Ride with him for more than an hour each way? That sounded delightful. Besides, sometimes she had to escape the country. “That sounds lovely. But it means two round trips for you.” Of course, she should offer to drive her own car. But she wanted to sit beside him.
“No bother. The roads are fairly clear. Probably less driving than you do on a hospital-visit day.” That was an exaggeration. “Have you ever eaten Korean?”
“Bulgogi?”
“Bulgogi is to Korean cuisine what McDonald’s is to American. Feeling adventurous?”
She was feeling very adventurous. “Let’s.”
“You were a great hit on Sunday,” she told him. Then she saw that he could take that two ways. He’d been a greater hit with her than he had ever been with the potluck, but maybe she should stick to the public appearance. “People were talking about you before and after the trustees’ meeting.”

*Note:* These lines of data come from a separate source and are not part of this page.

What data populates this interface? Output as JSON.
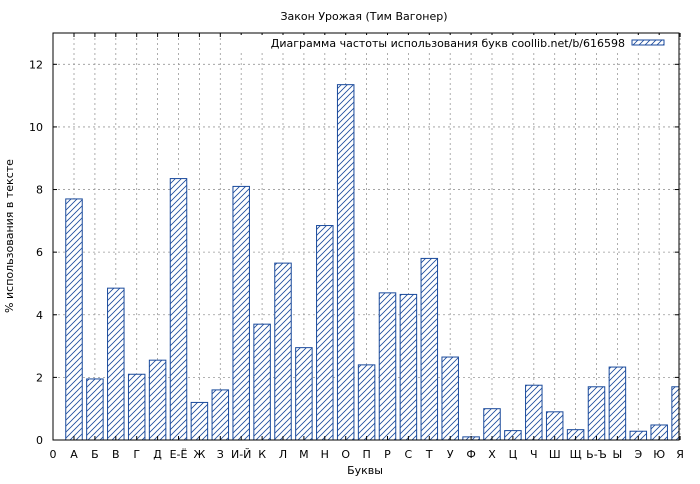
{
  "chart_data": {
    "type": "bar",
    "title": "Закон Урожая (Тим Вагонер)",
    "xlabel": "Буквы",
    "ylabel": "% использования в тексте",
    "legend": {
      "label": "Диаграмма частоты использования букв coollib.net/b/616598",
      "placement": "top-right"
    },
    "ylim": [
      0,
      13
    ],
    "yticks": [
      0,
      2,
      4,
      6,
      8,
      10,
      12
    ],
    "x_origin_label": "0",
    "grid": true,
    "categories": [
      "А",
      "Б",
      "В",
      "Г",
      "Д",
      "Е-Ё",
      "Ж",
      "З",
      "И-Й",
      "К",
      "Л",
      "М",
      "Н",
      "О",
      "П",
      "Р",
      "С",
      "Т",
      "У",
      "Ф",
      "Х",
      "Ц",
      "Ч",
      "Ш",
      "Щ",
      "Ь-Ъ",
      "Ы",
      "Э",
      "Ю",
      "Я"
    ],
    "values": [
      7.7,
      1.95,
      4.85,
      2.1,
      2.55,
      8.35,
      1.2,
      1.6,
      8.1,
      3.7,
      5.65,
      2.95,
      6.85,
      11.35,
      2.4,
      4.7,
      4.65,
      5.8,
      2.65,
      0.1,
      1.0,
      0.3,
      1.75,
      0.9,
      0.33,
      1.7,
      2.33,
      0.28,
      0.48,
      1.7
    ],
    "colors": {
      "bar_stroke": "#1a4a9c",
      "hatch": "#1a4a9c",
      "grid": "#999999"
    }
  }
}
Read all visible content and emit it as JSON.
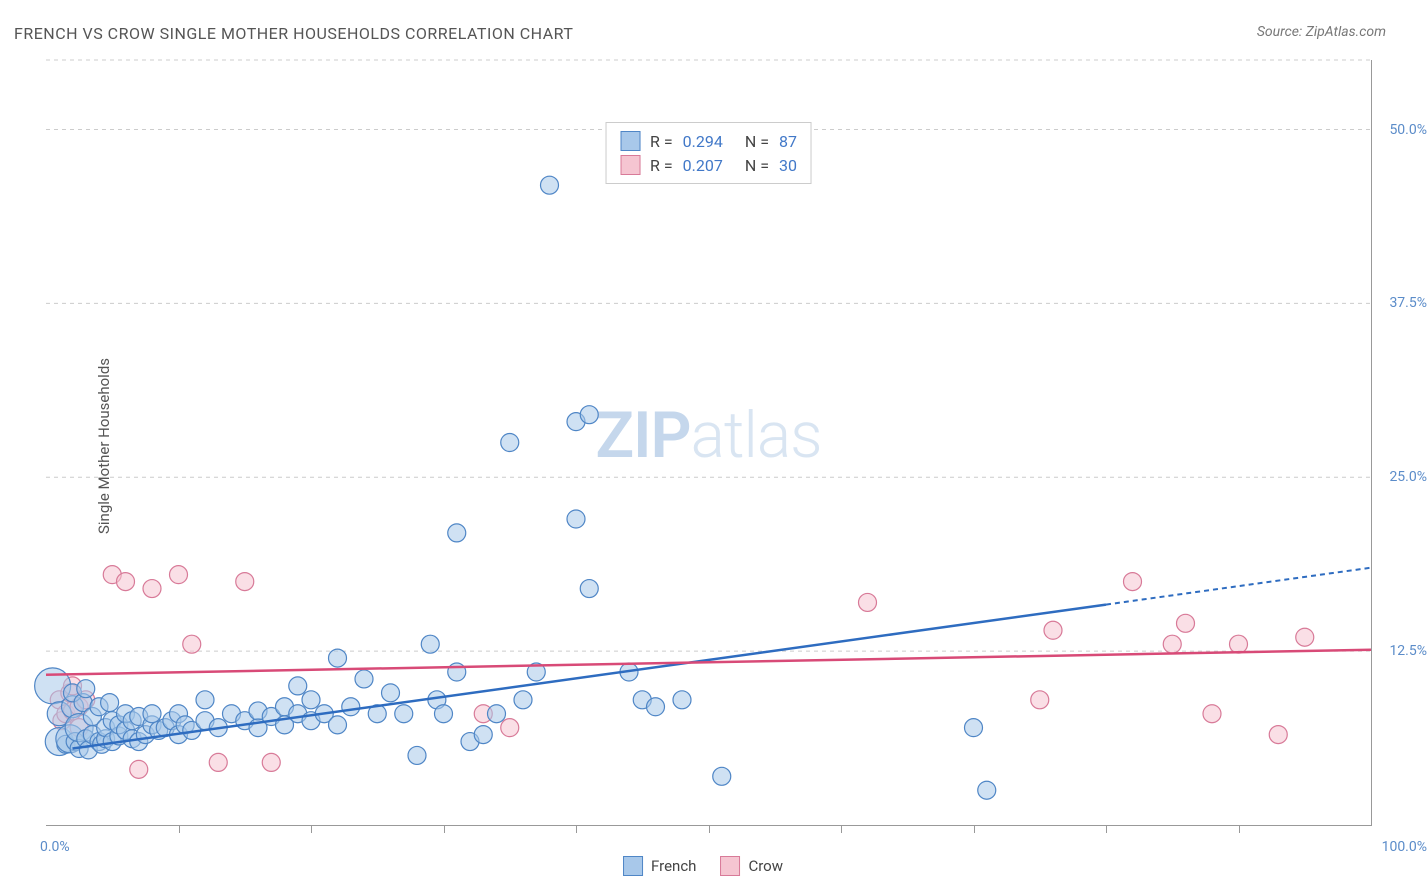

“My popularity didn’t extend to my cooking. I don’t think anyone but myself took seconds on my chili.”
“You know what Johnson said about women preaching?”
“When a dog walks on its hind legs, you don’t ask how well he does it?”
“Right. Well, I think these people regard a man’s cooking the same way. Ted Jackson and George Blum are widowers. They brought the store-bought desserts.”
“My mistake was trying to vary the recipe for what I imagined the crowd would like. I used half the hal-uh-pain-yoess that I would have used for myself.”
Jen noticed that Greek words weren’t the only ones that David seemed to pronounce like the people who invented them. “The hot peppers?”
“Yeah. I figured that bunch for favoring blandness, so I only used two. And I cut them into very small pieces, too.”
“Yours wasn’t the only chili there.”
“I noticed two bean dishes. They looked identical to me.”
“Mrs. Benson’s chili. She brings a smaller pot without any chili powder for the people who don’t care for it.”
“That must have been the batch I took. But I thought it was better to take from the larger pot.”
“That’s chili in Independence. A sprinkling of chili powder for the adventurous.”
“Look, Korean food might be a mistake.”
“That’s Independence. I’m Jen. Anyway, they liked your jokes.”
“That’s Independence, you’re Jen.”
She decided to let that pass. “And they said you preached a good sermon, too. A couple of the men were talking about ‘Dave,’ though. I wondered whether I should correct them.”